Zig is a master at what he does. Some call him a genius, because he can repair significant damage to a body, making it possible for families to view their loved one and not have any idea just how badly the body really looked. After a military plane crashes in the Alaskan wilderness with some important VIPs on board, Zig knows Dover will be getting the bodies. And while the victims include the head of the Library of Congress who is a friend of the current President, it's one particular victim that catches Zig's attention—Sergeant First Class Nola Brown. Nola knew Zig's daughter when they were younger, and saved her from a potentially life-threatening injury one night, but she disappeared shortly thereafter. 

When the body is intercepted at Dover and the actual Nora emerges, Zig realizes that there is a significant mystery surrounding the plane crash and those on the passenger list, including three individuals whose names have ties to the famous Harry Houdini. Zig is determined to do right by Nola. So if Nola is alive, what happened to her? And why is everyone ready to believe she is dead? Zig can't stop from digging into the truth, especially when he finds a clue that Nola might have known what was happening that fateful day in Alaska. 

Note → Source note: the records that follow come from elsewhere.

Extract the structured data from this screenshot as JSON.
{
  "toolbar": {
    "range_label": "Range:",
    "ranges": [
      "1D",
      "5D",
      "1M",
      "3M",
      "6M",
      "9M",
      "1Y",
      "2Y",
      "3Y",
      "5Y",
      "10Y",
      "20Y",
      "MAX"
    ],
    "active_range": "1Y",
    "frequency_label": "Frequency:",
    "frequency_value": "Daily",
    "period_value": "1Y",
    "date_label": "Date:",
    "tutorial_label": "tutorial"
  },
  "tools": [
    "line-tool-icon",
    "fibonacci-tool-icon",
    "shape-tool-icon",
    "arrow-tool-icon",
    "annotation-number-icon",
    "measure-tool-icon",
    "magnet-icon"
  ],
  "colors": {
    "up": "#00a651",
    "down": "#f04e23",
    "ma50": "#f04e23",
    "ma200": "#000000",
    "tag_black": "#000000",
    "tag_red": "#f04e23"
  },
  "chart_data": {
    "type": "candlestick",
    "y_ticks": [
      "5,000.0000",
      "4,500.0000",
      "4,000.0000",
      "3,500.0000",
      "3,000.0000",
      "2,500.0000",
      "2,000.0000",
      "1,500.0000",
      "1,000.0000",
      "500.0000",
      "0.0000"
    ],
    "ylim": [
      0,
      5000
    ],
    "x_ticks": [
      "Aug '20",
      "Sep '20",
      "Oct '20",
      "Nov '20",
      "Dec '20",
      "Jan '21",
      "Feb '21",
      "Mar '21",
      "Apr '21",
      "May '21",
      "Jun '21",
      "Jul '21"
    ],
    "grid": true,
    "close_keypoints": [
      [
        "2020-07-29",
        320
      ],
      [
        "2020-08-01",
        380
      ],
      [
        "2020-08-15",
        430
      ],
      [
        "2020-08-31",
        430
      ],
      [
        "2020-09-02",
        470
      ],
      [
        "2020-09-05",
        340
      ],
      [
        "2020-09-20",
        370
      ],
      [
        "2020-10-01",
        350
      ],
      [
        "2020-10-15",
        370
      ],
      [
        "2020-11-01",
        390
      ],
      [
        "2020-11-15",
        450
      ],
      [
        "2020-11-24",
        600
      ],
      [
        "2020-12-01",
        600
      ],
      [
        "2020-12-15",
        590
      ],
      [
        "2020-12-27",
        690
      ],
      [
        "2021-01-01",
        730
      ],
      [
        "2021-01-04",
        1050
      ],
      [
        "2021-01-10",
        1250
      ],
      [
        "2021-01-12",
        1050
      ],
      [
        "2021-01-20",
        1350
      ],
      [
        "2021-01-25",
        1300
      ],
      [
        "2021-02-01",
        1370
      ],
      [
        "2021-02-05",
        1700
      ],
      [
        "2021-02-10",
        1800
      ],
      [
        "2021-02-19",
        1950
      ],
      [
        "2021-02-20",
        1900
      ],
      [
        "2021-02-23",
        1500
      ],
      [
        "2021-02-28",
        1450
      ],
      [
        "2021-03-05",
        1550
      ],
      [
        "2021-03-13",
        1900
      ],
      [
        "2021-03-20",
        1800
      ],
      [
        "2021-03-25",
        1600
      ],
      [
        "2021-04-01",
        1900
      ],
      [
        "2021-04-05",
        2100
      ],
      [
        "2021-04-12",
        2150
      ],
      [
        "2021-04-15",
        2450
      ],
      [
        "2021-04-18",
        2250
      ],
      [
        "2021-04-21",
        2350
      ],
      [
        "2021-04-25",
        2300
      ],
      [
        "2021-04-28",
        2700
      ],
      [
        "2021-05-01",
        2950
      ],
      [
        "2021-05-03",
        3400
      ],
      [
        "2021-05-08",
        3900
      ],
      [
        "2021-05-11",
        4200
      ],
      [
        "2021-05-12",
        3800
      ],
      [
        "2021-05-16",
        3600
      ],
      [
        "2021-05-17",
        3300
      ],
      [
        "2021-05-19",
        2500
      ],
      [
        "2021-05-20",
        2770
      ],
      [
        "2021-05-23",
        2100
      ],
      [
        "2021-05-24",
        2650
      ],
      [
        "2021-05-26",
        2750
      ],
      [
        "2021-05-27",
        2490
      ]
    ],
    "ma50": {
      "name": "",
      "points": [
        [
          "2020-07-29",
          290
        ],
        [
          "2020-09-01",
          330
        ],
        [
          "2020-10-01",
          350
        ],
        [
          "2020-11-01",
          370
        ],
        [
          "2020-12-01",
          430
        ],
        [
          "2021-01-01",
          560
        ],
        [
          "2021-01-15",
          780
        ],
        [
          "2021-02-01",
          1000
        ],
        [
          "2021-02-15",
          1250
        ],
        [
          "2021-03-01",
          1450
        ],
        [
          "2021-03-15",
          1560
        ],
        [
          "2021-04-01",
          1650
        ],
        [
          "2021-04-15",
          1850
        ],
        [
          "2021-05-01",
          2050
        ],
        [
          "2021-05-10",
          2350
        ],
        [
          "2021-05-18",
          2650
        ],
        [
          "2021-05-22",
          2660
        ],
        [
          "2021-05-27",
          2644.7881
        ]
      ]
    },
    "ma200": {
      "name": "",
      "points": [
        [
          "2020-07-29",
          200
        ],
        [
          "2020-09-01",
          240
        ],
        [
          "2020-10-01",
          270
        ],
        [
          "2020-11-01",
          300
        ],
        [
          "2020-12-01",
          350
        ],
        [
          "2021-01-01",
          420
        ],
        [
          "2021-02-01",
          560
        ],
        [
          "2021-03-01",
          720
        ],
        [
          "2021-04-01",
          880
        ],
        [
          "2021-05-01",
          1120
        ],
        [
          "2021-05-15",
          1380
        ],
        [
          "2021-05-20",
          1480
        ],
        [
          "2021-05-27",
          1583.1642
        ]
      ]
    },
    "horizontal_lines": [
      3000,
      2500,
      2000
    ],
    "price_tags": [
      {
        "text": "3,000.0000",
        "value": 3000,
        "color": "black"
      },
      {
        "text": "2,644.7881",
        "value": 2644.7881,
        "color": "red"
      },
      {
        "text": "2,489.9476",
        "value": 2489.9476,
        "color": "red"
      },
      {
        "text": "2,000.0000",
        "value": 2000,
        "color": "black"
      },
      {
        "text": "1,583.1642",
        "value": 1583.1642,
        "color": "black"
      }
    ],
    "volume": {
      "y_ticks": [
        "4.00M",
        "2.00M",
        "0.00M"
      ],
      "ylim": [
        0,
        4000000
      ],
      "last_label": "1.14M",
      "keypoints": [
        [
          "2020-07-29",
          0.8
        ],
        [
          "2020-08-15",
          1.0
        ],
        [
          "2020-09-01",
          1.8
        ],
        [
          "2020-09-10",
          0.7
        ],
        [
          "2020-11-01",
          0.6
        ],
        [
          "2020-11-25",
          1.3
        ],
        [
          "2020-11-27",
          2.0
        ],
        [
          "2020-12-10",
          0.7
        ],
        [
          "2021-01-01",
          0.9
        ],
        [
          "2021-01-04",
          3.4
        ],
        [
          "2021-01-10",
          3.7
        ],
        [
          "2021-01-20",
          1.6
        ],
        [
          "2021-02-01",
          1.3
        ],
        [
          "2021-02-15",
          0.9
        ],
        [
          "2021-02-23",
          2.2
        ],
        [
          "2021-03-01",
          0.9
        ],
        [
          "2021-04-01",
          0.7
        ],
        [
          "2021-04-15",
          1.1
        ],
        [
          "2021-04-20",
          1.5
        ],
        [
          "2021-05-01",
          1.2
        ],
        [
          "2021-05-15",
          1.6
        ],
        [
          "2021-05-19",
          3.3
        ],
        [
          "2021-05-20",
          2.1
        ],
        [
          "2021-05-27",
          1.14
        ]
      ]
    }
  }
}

But the more he investigates, the more he finds himself entangled in a web of conspiracy, crime, violence, and potential scandal, which can be traced back to some of the highest positions in the U.S. government. And the more he digs, the more danger he puts himself in, as well as those around him, because those looking for Nola are always one step ahead. The kicker of this story is that there is an Operation Bluebook, no, this has nothing to do with aliens, but goes back as far as Harry Houdini and his obsession with immortality. 

Nola's story is mostly told in flashbacks that go to where she's being shuffled around to different foster families, and finds herself being sold to a man who treated her more of a slave, than a human being. One could say that her alleged father really did a number on her to the point where she doesn't trust anyone. She has an almost a photographic memory of what she's seen. Her job as Artist-In-Residence is to capture the essence of the American soldier and bring it to life. She's also apparently got a keen eye for things nobody else can see, which has saved dozens of American lives at the expense of being constantly harassed by her senior supervisors. 

Meltzer is an author who I began reading his books around 20 years ago with The Tenth Justice. He has a way of writing a remarkably action packed story filled with curious characters. Zig is an older character which is remarkable. He's nearly my age. He's spent the past 10 years thinking about the day he not only lost his daughter, but how his actions may have contributed to what happened. Nola is a girl who wasn't given the nurture that she needed and was shocked when teachers saw her true talents in what she could draw. Since I liked this story, I requested the sequel called The Lightning Rod.